# Blob beer dates



## Digswithstick (Dec 16, 2009)

Hi ,found this blob while hunting, on surface just under some leaves ,the land owner wants to see it  i will give it to him (going to be hard to part with first yellow blob i have found) but i would like to know the age so i can tell him .What years were blobs made ? He has already said i can dig dump and hunt fields for artifacts ,thanks for any info any one may have


----------



## Digswithstick (Dec 16, 2009)

Here it is with some dark ones from a friend on the forum ,Saltzman Bros Palace Hill Brewery Oil City ,Pa and J.J. Kouch Palace Bottling Works Titusville ,Pa.


----------



## cyberdigger (Dec 16, 2009)

Tell him it's a worthless piece of junk from "recent times" and you forgot to bring it along.. then send it to me, please. 

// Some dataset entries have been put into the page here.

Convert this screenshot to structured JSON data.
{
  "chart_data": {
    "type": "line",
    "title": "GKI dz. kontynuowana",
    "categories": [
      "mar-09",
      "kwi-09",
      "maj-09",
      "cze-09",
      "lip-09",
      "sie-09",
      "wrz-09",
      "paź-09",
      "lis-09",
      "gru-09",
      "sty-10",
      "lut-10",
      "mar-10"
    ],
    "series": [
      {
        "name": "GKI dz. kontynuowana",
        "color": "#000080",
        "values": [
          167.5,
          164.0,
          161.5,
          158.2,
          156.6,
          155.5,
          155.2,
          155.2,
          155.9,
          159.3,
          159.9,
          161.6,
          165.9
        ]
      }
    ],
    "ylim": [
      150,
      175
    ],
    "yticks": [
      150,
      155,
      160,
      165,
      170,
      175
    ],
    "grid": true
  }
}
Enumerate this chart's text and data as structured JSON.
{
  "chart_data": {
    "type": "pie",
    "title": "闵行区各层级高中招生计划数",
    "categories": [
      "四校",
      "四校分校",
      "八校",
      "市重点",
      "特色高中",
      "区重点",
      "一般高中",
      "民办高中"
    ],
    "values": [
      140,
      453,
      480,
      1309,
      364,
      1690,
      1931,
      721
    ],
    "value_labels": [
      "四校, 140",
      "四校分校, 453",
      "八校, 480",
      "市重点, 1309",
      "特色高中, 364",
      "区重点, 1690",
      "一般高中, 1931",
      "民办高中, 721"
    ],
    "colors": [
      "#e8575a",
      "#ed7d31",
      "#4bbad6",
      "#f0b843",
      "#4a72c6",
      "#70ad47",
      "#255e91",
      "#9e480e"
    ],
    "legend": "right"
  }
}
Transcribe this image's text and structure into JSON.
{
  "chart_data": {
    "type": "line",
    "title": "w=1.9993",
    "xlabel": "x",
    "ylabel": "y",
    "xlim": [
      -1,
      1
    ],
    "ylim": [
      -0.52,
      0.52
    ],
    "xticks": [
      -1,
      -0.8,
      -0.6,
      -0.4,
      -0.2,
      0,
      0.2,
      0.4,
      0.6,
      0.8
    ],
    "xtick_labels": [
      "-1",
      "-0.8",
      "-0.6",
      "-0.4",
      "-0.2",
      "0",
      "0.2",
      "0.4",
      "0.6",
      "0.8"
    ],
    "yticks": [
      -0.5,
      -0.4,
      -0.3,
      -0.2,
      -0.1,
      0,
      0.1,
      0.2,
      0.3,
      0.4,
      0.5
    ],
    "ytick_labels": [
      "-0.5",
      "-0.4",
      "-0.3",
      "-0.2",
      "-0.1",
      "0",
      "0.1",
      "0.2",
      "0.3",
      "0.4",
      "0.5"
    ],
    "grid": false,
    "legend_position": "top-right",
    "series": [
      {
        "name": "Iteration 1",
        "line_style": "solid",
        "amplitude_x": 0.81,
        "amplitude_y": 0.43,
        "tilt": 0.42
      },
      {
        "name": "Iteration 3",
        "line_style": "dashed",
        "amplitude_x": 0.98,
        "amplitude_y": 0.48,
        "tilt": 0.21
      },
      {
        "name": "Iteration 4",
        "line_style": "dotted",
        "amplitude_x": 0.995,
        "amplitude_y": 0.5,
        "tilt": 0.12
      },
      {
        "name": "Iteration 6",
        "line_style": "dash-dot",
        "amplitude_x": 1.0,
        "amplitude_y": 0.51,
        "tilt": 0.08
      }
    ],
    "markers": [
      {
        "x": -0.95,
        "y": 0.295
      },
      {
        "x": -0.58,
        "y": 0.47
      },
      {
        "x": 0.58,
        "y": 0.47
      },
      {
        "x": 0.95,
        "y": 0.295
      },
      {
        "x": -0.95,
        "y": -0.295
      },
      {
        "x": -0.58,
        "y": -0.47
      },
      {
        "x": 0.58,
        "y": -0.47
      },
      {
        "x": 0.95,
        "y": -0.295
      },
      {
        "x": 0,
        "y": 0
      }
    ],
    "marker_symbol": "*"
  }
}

 []  circa 1900 - 1910, baltimore loop seal, in good cond, nice embossig, excellent color, it's a $20 - 40 bev bot..


----------



## Digswithstick (Dec 16, 2009)

Thanks Charlie you are fast!


----------



## cyberdigger (Dec 16, 2009)

I'm just hoping speed matches accuracy for once! And if I'm wrong, I hope it's because the bottle is worth more.. I really like it.


----------



## jays emporium (Dec 17, 2009)

Give the landowner that blob beer.  If you find anything real good though just forget to tell him about it.


----------



## spuere66 (Dec 17, 2009)

Rick, common Erie beer bottle 1900 +/- 5 years. Give it to the guy, we'll get you another one no problem. This one is a little lighter than most but not uncommon by any means.


----------



## Digswithstick (Dec 17, 2009)

Thanks for replies !Spuere66  ,this is the permission we talked about (jasper field ) so as soon as fields are turned we will go,thanks for bottle info  ,hope the hunting was good .Charlie if i find a few more of these ,i will send you one ,got to give it to the landowner .


----------



## Kathi Groh (Aug 3, 2017)

Excellent thread!!  I have several of these yellow blobs (exact bottle), this was very informative for me!!!    I am assuming you are from Erie too????


----------



## Kathi Groh (Aug 3, 2017)

Excellent thread!!  I have several of these yellow blobs (exact bottle), this was very informative for me!!!    I am assuming you are from the Erie area too????  I am surprised you didn't mention it on any of my posts!!


----------



## Digswithstick (Aug 11, 2017)

Hi Kathi, about 60 miles south of Erie,work up there though. Lot of the old timers  are no longer on here much, I look at posts when I can,but not really up to date on prices. Mostly collect what I dig,although if I am working when you have sale might stop by to see what you have.Inks ,poisons , pontiled ,local bottles is what I look for now.Erie had so many breweries it is tough to find what is rare. Light yellow is not common on older bottles.
Rick


----------



## Kathi Groh (Aug 12, 2017)

Digswithstick said:


> Hi Kathi, about 60 miles south of Erie,work up there though. Lot of the old timers  are no longer on here much, I look at posts when I can,but not really up to date on prices. Mostly collect what I dig,although if I am working when you have sale might stop by to see what you have.Inks ,poisons , pontiled ,local bottles is what I look for now.Erie had so many breweries it is tough to find what is rare. Light yellow is not common on older bottles.
> Rick



Thanks for writing back, Rick!  60 miles isn't too far away!  My sale is next Saturday, that would be awesome if you could come!  I'll give you a deal for being a "forum buddy"!!  I am very appreciative for everyone's help on here!


----------



## Digswithstick (Aug 13, 2017)

Ok thanks, will probably see you then! Nice sale ad!


----------



## Kathi Groh (Aug 14, 2017)

Awesome!!!  Thank you, had a friend create that for me!  I just put my green insulator up on ebay!


----------